Code Orange are one among fashionable steel’s nice success tales. Rising from humble post-hardcore origins as Code Orange Youngsters, the Pittsburgh band dropped the third phrase in its moniker and have become the face of the alternative-metal revival of the late 2010s, notching major-label report offers and WWE endorsements alongside the way in which.
Suffice to say, the band constructed a big fanbase through its shapeshifting model of heavy music that confidently embraces influences comparable to Korn, Slipknot, and the like.
Whereas Code Orange might have gone too far down the nu-metal rabbit gap on their dancy 2021 single “Out for Blood” — perturbing some hardcore followers — a track like “Grooming My Replacement” sheds any doubt that Code Orange have misplaced their abrasive edge.
Touting deranged vocals from Jami Morgan, thick sludgy bass tones, and groove-metal riffage, the monitor is a welcome return to kind and an attractive preview of what the band has in retailer for the follow-up to 2020’s Beneath.
GELD – “Success”
It’s cool to see an enormous label like Relapse dabbling in some D-beat hardcore, swooping up Aussie act GELD, who’re set to launch their label debut Forex // Castration on June ninth. The newest single from the album is titled “Success” — which may very properly describe GELD’s ascent to the massive leagues — although the band is fast to remind us, through the track’s premise, that fame and indulgence don’t essentially beget happiness.
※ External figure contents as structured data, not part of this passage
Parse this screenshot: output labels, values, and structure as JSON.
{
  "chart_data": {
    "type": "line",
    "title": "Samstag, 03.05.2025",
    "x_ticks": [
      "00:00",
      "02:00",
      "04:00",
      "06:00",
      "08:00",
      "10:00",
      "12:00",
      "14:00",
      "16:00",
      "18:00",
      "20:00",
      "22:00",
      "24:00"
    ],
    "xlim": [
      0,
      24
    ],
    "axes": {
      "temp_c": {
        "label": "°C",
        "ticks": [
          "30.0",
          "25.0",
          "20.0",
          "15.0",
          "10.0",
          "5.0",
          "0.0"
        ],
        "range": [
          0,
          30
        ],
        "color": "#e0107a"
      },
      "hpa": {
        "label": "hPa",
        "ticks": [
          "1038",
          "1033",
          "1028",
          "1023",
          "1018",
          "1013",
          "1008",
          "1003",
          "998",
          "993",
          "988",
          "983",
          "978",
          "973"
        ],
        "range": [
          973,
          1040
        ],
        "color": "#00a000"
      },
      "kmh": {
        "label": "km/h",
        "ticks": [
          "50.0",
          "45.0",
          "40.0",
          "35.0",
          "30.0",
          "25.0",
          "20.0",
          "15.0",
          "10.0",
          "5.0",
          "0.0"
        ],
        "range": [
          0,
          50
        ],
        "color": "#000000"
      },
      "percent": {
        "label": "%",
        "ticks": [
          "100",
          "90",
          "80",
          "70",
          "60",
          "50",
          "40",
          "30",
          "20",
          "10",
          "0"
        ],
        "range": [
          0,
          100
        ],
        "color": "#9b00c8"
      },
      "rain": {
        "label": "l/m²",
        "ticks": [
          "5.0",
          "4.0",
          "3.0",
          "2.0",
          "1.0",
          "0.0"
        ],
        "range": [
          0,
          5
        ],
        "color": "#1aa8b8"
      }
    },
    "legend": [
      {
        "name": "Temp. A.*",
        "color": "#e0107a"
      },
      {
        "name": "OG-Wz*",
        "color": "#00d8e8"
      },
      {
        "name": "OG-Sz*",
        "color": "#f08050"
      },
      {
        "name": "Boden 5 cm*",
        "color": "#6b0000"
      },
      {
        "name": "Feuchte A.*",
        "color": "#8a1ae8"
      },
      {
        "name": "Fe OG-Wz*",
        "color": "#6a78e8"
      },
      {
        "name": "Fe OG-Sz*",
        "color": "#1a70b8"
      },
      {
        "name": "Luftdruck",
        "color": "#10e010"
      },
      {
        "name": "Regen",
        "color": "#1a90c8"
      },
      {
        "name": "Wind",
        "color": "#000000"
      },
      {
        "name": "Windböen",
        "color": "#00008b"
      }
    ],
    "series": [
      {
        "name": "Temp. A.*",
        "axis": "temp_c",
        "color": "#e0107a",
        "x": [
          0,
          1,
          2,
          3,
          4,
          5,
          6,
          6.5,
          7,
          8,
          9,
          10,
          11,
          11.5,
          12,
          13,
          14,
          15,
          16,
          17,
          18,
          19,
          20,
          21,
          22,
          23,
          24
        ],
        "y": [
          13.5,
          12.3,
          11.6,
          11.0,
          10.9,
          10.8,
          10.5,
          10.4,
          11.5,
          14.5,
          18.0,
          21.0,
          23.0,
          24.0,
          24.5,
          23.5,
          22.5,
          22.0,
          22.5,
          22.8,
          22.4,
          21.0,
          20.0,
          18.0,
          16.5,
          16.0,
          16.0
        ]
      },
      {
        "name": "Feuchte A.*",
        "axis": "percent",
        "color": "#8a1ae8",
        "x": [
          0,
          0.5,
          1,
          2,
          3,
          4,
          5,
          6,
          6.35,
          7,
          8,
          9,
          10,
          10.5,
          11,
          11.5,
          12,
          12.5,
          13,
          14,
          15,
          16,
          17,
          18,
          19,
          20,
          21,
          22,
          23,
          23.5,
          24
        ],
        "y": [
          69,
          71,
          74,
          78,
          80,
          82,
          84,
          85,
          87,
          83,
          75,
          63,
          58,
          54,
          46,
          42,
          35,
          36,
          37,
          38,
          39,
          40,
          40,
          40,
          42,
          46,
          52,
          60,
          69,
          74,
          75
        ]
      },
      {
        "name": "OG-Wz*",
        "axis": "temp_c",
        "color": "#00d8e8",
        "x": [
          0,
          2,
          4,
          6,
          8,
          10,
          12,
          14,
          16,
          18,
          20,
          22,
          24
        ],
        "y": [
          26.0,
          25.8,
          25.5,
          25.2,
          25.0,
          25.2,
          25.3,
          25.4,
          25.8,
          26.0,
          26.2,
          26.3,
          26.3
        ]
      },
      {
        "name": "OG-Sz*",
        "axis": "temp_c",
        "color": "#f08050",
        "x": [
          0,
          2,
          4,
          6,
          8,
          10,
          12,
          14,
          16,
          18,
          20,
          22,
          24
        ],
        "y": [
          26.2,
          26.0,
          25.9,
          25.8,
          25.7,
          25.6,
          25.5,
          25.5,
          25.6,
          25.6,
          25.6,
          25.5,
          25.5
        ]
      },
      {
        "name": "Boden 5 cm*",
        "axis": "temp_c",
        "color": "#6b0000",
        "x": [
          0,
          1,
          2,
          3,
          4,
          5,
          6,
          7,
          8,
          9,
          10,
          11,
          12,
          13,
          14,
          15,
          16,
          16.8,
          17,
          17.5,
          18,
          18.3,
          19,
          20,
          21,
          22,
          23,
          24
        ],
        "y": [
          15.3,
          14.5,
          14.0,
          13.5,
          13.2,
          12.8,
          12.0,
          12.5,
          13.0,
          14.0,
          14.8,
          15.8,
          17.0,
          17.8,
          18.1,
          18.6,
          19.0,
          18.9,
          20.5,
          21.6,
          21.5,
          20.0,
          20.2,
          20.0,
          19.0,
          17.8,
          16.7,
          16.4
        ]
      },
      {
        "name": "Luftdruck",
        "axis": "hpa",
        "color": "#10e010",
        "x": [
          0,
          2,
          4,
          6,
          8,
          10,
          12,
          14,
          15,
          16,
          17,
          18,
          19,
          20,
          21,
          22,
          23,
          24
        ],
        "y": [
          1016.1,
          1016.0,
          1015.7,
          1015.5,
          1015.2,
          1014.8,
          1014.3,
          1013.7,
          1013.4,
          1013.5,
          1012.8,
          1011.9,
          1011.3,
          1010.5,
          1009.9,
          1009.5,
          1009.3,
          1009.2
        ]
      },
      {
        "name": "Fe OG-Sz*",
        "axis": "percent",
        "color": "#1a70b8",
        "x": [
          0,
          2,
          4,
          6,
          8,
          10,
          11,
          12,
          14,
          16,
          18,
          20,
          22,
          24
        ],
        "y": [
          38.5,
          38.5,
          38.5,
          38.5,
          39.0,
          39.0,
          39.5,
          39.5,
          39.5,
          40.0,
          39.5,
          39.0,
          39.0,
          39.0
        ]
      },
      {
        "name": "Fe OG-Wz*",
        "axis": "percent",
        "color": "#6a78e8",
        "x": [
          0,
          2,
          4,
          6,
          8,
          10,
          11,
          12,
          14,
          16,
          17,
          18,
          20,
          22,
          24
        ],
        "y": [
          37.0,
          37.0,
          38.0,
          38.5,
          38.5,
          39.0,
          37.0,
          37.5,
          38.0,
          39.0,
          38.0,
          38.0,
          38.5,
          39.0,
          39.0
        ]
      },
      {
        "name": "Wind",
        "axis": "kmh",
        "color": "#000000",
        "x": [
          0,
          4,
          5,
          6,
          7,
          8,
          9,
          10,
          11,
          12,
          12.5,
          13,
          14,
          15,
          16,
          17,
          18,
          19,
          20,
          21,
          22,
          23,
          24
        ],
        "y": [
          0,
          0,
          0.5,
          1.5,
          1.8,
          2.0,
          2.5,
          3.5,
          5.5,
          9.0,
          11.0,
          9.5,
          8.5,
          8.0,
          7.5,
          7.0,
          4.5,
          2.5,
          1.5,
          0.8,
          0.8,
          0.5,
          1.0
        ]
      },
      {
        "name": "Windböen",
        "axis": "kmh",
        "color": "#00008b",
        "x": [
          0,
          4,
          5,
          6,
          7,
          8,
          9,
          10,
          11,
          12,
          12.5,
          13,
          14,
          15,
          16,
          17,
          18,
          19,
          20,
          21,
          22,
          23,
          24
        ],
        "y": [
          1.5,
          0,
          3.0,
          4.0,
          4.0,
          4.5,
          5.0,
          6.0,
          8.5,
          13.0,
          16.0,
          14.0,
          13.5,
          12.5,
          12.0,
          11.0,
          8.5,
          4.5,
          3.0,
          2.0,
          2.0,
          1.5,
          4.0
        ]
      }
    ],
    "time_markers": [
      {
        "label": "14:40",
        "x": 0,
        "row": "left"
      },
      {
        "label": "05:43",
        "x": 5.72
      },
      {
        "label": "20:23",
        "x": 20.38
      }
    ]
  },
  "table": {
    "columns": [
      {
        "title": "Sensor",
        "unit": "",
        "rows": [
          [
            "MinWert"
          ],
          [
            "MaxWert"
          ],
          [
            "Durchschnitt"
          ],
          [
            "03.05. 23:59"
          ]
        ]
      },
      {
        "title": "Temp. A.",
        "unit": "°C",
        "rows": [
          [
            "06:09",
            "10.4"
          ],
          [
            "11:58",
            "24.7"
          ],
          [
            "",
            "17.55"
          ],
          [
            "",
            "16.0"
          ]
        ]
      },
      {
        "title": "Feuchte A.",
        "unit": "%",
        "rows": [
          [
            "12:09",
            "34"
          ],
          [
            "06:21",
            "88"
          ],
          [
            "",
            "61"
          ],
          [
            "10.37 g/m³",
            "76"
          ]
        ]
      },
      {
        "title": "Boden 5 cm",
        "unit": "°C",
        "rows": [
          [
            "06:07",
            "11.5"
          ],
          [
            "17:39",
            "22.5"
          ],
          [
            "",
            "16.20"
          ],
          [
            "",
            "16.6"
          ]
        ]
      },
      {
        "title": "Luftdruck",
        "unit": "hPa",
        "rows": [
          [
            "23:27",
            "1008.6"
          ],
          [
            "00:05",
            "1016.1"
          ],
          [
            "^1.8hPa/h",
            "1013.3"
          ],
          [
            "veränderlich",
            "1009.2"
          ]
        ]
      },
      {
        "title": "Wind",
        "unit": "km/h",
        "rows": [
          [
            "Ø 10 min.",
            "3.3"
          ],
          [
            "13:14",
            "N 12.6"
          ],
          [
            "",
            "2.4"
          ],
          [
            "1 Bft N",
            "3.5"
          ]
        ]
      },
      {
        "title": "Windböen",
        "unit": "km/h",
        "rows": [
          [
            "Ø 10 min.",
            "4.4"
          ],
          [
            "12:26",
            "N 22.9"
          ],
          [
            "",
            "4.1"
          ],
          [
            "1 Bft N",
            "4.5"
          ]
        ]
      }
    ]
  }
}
Gloryhammer – “Wasteland Warrior Hoots Patrol”
Energy steel is a style that requires a full-on, unironic affinity for all issues whimsical, campy, and — for lack of a greater phrase — tacky. Trying like Renaissance truthful cosplayers, Gloryhammer are an exemplary energy steel band on this means, as heard on “Wasteland Warrior Hoots Patrol.” Theatrical vocals? Verify. Hovering heavy steel guitar preparations and dense use of keys? Yep. Conceptual lyrics about battling goblins on nuclear-powered motorbikes? Oh yeah.
Godflesh – “Land Lord”
Industrial vets Godflesh are dropping their ninth full-length album Purge on June ninth, and “Land Lord” is the second single from the LP. The instrumental monitor ought to satiate long-time followers and industrial purists with its lo-fi drum-machine breakbeats and grinding guitar squalls, as suggestions and distortion overwhelm any semblance of melody.